Tous ces actes que le Damascène énumère sont une seule puissance, c'est à dire la [puissance] intellectuelle.

  1. Premièrement elle appréhende simplement quelque chose, et cet acte est dit intelligence.
  2. Deuxièmement, ce qu’elle a appréhendé, elle l'ordonne à quelque chose d'autre à connaître ou à opérer [= agir], et cela est appelé intention.
  3. Alors qu'elle persiste à chercher ce vers quoi elle tend, cela est appelé découverte par la réflexion.
  4. Alors qu'elle examine ce qui a été découvert par la réflexion pour [parvenir] à quelque chose de certain, cela est dit connaître ou faire oeuvre de sagesse (scire ver sapere) ; ce qu'est la phronèsis ou la sagesse, car "la sagesse c'est juger ", comme il est dit en Métaphysique I.
  5. Alors qu'elle tient quelque chose pour certain, comme quelque chose qui a été examiné, elle pense à comment manifester [= communiquer] cela aux autres, et cela est la disposition de la parole intérieure (intrioris sermonis) ;
  6. de quoi procède la parole extérieure (exterior locutio).

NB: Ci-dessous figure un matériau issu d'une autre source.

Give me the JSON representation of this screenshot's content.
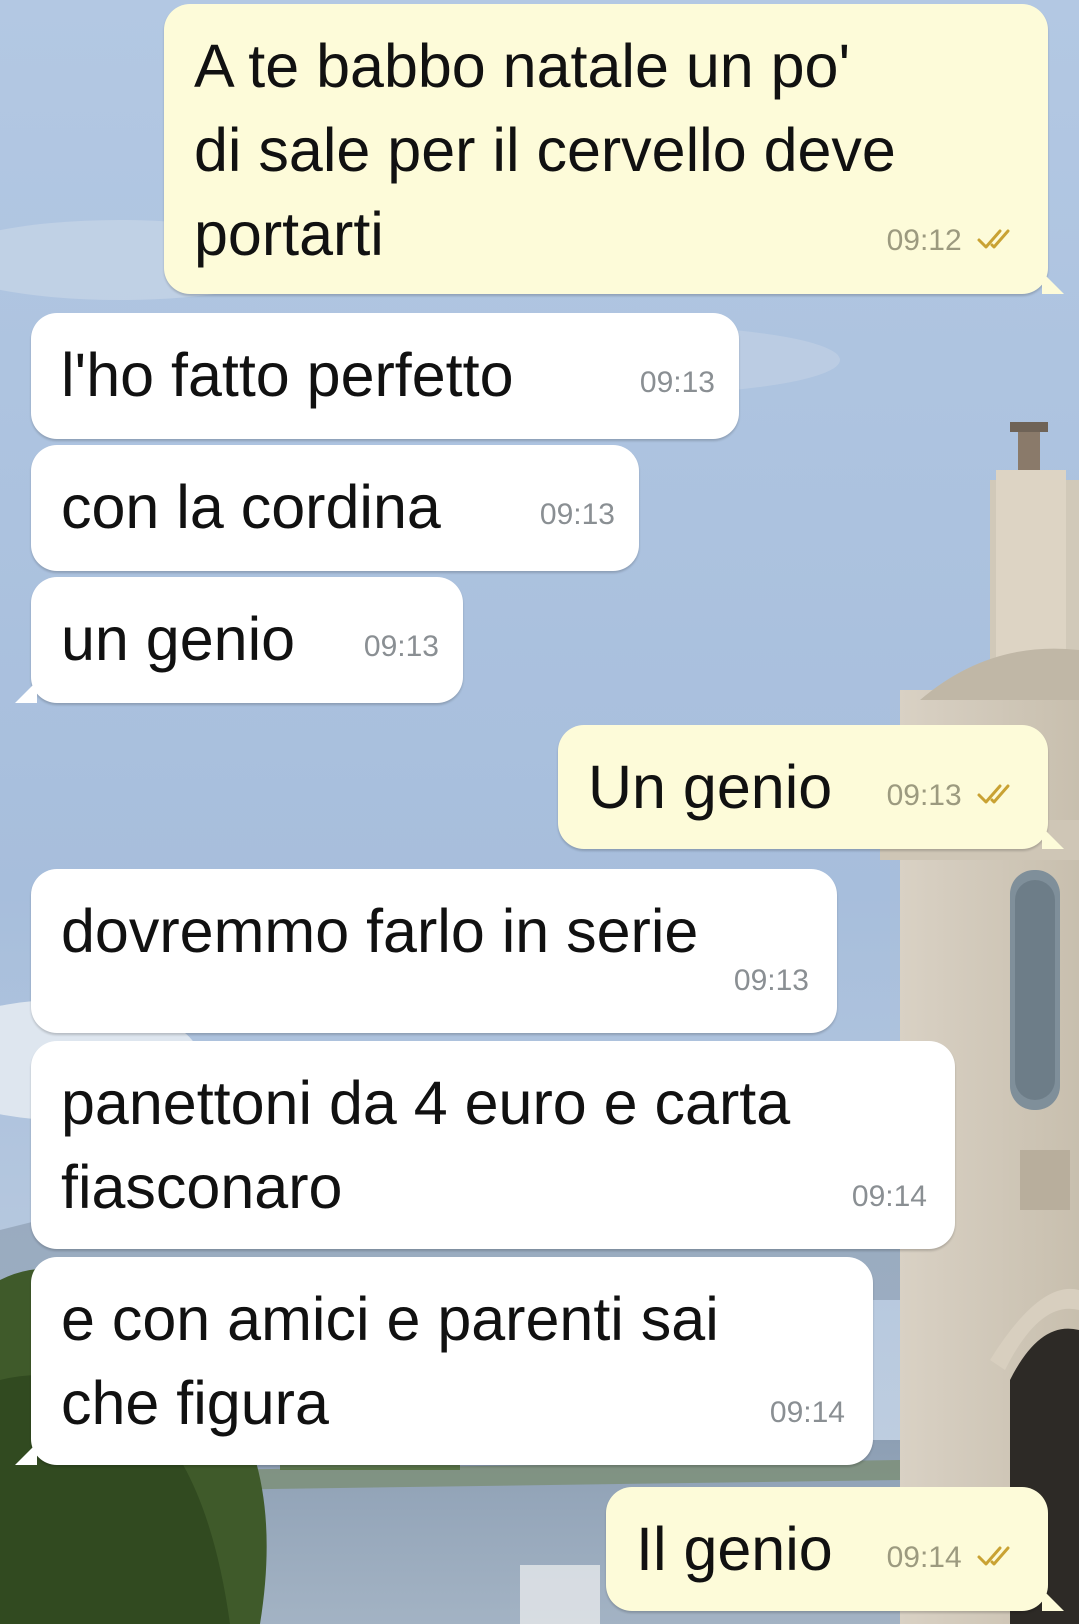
{
  "chat": {
    "messages": [
      {
        "direction": "out",
        "text": "A te babbo natale un po'\ndi sale per il cervello deve\nportarti",
        "time": "09:12",
        "status_icon": "double-check-icon"
      },
      {
        "direction": "in",
        "text": "l'ho fatto perfetto",
        "time": "09:13"
      },
      {
        "direction": "in",
        "text": "con la cordina",
        "time": "09:13"
      },
      {
        "direction": "in",
        "text": "un genio",
        "time": "09:13"
      },
      {
        "direction": "out",
        "text": "Un genio",
        "time": "09:13",
        "status_icon": "double-check-icon"
      },
      {
        "direction": "in",
        "text": "dovremmo farlo in serie",
        "time": "09:13"
      },
      {
        "direction": "in",
        "text": "panettoni da 4 euro e carta\nfiasconaro",
        "time": "09:14"
      },
      {
        "direction": "in",
        "text": "e con amici e parenti sai\nche figura",
        "time": "09:14"
      },
      {
        "direction": "out",
        "text": "Il genio",
        "time": "09:14",
        "status_icon": "double-check-icon"
      }
    ]
  },
  "colors": {
    "outgoing_bubble": "#fdfbd9",
    "incoming_bubble": "#ffffff",
    "read_ticks": "#c9a233",
    "sky": "#a9c0dc"
  },
  "wallpaper": {
    "description_icon": "wallpaper-photo"
  }
}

Et en effet toute différence dans les actes ne se diversifie pas en puissances ; mais celle-là seulement qui ne peut être réduite au même principe, comme il a été dit plus haut.

(Somme, I.q79a10ad3)

 

Omnes illi actus quos Damascenus enumerat, sunt unius potentiae, scilicet intellectivae.

  1. Quae primo quidem simpliciter aliquid apprehendit, et hic actus dicitur intelligentia.
  2. Secundo vero, id quod apprehendit, ordinat ad aliquid aliud cognoscendum vel operandum, et hic vocatur intentio.
  3. Dum vero persistit in inquisitione illius quod intendit, vocatur excogitatio.
  4. Dum vero id quod est excogitatum examinat ad aliqua certa, dicitur scire vel sapere; quod est phronesis, vel sapientiae, nam sapientiae est iudicare, ut dicitur in I Metaphys.
  5. Ex quo autem habet aliquid pro certo, quasi examinatum, cogitat quomodo possit illud aliis manifestare, et haec est dispositio interioris sermonis;
  6. ex qua procedit exterior locutio.

Non enim omnis differentia actuum potentias diversificat; sed solum illa quae non potest reduci in idem principium, ut supra dictum est.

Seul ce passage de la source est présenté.